Gone With the Wind and Star Wars are both enduring cultural phenomenons not just because of the sheer scope of these cinematic sagas themselves but the way they’ve been romanticized to the point of legend. What we know about these films now through both our own experiences with them and decades of cultural osmosis have turned the productions of both into a kind of modern folklore. And while the actual plots of these movies mostly follow the typical “Hero’s Journey” present in our most ancient stories, that narrative DNA doesn’t explain how these films turned into two of the most important and potent cultural touchstones of all-time. Sure, franchising certainly helps, but it’s the totality of the thing from the time in which each film arrived to their reception by the public to how both came to be in the first place. It’s like an oral tradition: We hear the stories and pass them on and on to the point — to borrow from another cultural juggernaut, the Lord of the Rings — history becomes legend and legend becomes myth.

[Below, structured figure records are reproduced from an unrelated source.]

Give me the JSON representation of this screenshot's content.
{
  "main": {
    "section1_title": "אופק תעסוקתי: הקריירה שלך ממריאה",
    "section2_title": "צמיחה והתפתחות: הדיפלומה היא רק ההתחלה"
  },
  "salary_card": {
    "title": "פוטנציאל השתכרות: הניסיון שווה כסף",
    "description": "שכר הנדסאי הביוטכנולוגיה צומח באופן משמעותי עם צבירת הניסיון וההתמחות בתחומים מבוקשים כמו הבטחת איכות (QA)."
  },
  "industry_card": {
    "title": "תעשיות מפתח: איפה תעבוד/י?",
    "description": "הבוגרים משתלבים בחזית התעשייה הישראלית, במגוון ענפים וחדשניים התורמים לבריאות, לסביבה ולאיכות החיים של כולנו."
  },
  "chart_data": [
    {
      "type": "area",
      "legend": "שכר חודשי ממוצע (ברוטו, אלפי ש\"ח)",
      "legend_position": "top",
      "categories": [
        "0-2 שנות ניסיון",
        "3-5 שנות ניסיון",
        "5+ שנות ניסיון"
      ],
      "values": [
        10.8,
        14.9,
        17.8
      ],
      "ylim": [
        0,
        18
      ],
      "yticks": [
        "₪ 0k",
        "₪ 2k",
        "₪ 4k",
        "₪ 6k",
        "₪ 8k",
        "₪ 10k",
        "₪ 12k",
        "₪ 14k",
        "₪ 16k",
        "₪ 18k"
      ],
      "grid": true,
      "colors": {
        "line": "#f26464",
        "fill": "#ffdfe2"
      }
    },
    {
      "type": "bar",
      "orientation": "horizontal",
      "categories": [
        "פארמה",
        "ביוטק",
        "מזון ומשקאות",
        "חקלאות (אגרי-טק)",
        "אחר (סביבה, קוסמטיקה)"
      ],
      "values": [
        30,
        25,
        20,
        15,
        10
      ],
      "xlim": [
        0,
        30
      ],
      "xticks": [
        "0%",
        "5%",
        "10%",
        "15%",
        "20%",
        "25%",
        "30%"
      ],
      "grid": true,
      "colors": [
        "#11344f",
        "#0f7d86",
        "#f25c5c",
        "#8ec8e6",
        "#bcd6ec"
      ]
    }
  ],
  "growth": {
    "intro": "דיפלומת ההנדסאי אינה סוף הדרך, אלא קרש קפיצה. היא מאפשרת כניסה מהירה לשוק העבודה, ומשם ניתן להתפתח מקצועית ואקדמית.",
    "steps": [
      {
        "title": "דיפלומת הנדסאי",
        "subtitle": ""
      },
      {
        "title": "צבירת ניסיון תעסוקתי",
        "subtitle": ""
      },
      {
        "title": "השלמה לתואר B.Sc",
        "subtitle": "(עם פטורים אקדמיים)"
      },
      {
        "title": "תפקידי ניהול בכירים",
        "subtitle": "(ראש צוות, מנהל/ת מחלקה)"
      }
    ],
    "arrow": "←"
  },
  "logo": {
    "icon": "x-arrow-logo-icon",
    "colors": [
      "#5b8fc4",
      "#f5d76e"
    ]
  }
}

In the way that Margaret Mitchell romanticized the South after the Civil War, revising history to fit her own narratives and prejudices, so too have we romanticized films like Gone With the Wind and Star Wars — forming attachments based on our own narratives and prejudices. Gone With the Wind is a story based on nostalgia for a past that doesn’t accurately reflect the realities of the period in which it takes place. Disney, the company that now owns the Star Wars films, has made nostalgia its primary business model, making heaps of cash from our own warm and hazy memories of supposedly happier times and fantastical escapes, which may or may not accurately reflect the realities of our pasts. But Selznick and Mitchell — and in some respects, D.W. Griffith — did it first, for better or worse.
The latest and last Star Wars movie is arriving at a curious moment for Hollywood — one where blockbusters are increasingly saturating the market, squeezing out smaller films. One where studios and filmmakers more than occasionally give in to the vocal demands of fans (see: the CGI overhaul of the upcoming Sonic the Hedgehog movie) who often treat these franchise properties with an obsessive holy reverence akin to Scarlett’s for Tara. 80 years later, in an era where every film is a sort of Gone With the Wind — that is, “the most anticipated movie of all time” with a massive built-in fan base — can any film actually be an enduring sensation ever again? And more specifically, can an original film like Gone With the Wind break through the monotony of well-trod “legendary” franchises today? As long as studios can continue cashing in on our own rose-colored views of the past — frankly my dears, they don’t give a damn.